I would actually go one step beyond the need for an agreed-upon definition and say that I also believe we need to change the aspirations that responsible business strive to achieve.
We need to move our businesses from a paradigm of simply doing less damage to one in which we take on the responsibility to play a regenerative role in the world.
What does that mean?
The world is quite frankly way to screwed up and in too much danger for business to merely aspire to just:
- reduce CO2 emissions
- have fewer sweatshops
- put more recycled content in products
- pay less obscene wages paid to CEO’s
- offer better health care benefits
We need to do more. Much more. So what principles should drive the purpose and behavior of a responsible corporation?
High on my list is:
A commitment to real sustainability, that is sustainability that recognizes that the lack of equity and justice that characterizes the world today is totally incompatible with the idea of sustainability
We must promote equity & justice and that must start in our own businesses, with both compensation and ownership. I earn less than 10 times what the average employee at Seventh Generation makes. What about your CEO?

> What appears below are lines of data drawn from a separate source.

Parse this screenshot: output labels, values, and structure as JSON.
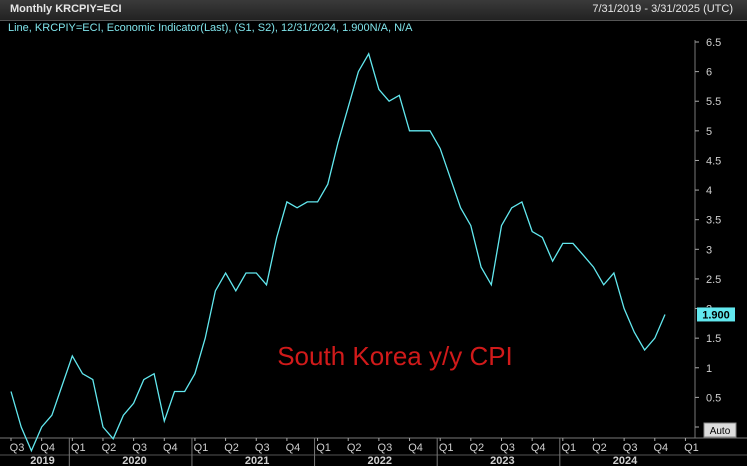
{
  "window": {
    "title": "Monthly KRCPIY=ECI",
    "date_range": "7/31/2019 - 3/31/2025 (UTC)"
  },
  "legend_text": "Line, KRCPIY=ECI, Economic Indicator(Last), (S1, S2), 12/31/2024, 1.900N/A, N/A",
  "last_value_label": "1.900",
  "auto_button_label": "Auto",
  "colors": {
    "line": "#62e8ef",
    "annotation": "#d11a1a",
    "background": "#000000",
    "grid": "#3a3a3a"
  },
  "chart_data": {
    "type": "line",
    "annotation": "South Korea y/y CPI",
    "ylim": [
      -0.5,
      6.8
    ],
    "y_ticks": [
      0,
      0.5,
      1,
      1.5,
      2,
      2.5,
      3,
      3.5,
      4,
      4.5,
      5,
      5.5,
      6,
      6.5
    ],
    "quarter_ticks": [
      "Q3",
      "Q4",
      "Q1",
      "Q2",
      "Q3",
      "Q4",
      "Q1",
      "Q2",
      "Q3",
      "Q4",
      "Q1",
      "Q2",
      "Q3",
      "Q4",
      "Q1",
      "Q2",
      "Q3",
      "Q4",
      "Q1",
      "Q2",
      "Q3",
      "Q4",
      "Q1"
    ],
    "years": [
      "2019",
      "2020",
      "2021",
      "2022",
      "2023",
      "2024"
    ],
    "series": [
      {
        "values": [
          0.6,
          0.0,
          -0.4,
          0.0,
          0.2,
          0.7,
          1.2,
          0.9,
          0.8,
          0.0,
          -0.2,
          0.2,
          0.4,
          0.8,
          0.9,
          0.1,
          0.6,
          0.6,
          0.9,
          1.5,
          2.3,
          2.6,
          2.3,
          2.6,
          2.6,
          2.4,
          3.2,
          3.8,
          3.7,
          3.8,
          3.8,
          4.1,
          4.8,
          5.4,
          6.0,
          6.3,
          5.7,
          5.5,
          5.6,
          5.0,
          5.0,
          5.0,
          4.7,
          4.2,
          3.7,
          3.4,
          2.7,
          2.4,
          3.4,
          3.7,
          3.8,
          3.3,
          3.2,
          2.8,
          3.1,
          3.1,
          2.9,
          2.7,
          2.4,
          2.6,
          2.0,
          1.6,
          1.3,
          1.5,
          1.9
        ]
      }
    ]
  }
}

We must maintain absolute transparency. How can anyone really decide if they want to do business with us if they can’t evaluate what is good but also what is both bad and ugly about our companies?
We must have a vision of the world we are committed to create by 2050. If we as businesses do not have such a vision, a vision that we are committed to creating then the world is in for a pretty tough time
At Seventh Generation we talk about these objectives as Global Imperatives
They define the work we are committed to do over the next 50 to 100 years
We are committed to:
Being educators of a conscious and enlightened citizenry
Enabling our customers to make decisions and take actions that create equity and justice via the market place
Producing a world that is rich in value as opposed to a world that is rich in artifacts
Creating a world that supports the health and wellbeing for all
Helping to create Governance and social systems that provide for the future security of all people
Ensuring that globally, natural resources are used and renewed at a rate that is always below their rate depletion.
That’s a tall order. But I hope it’s one you’ll all be up for discussing how to fill.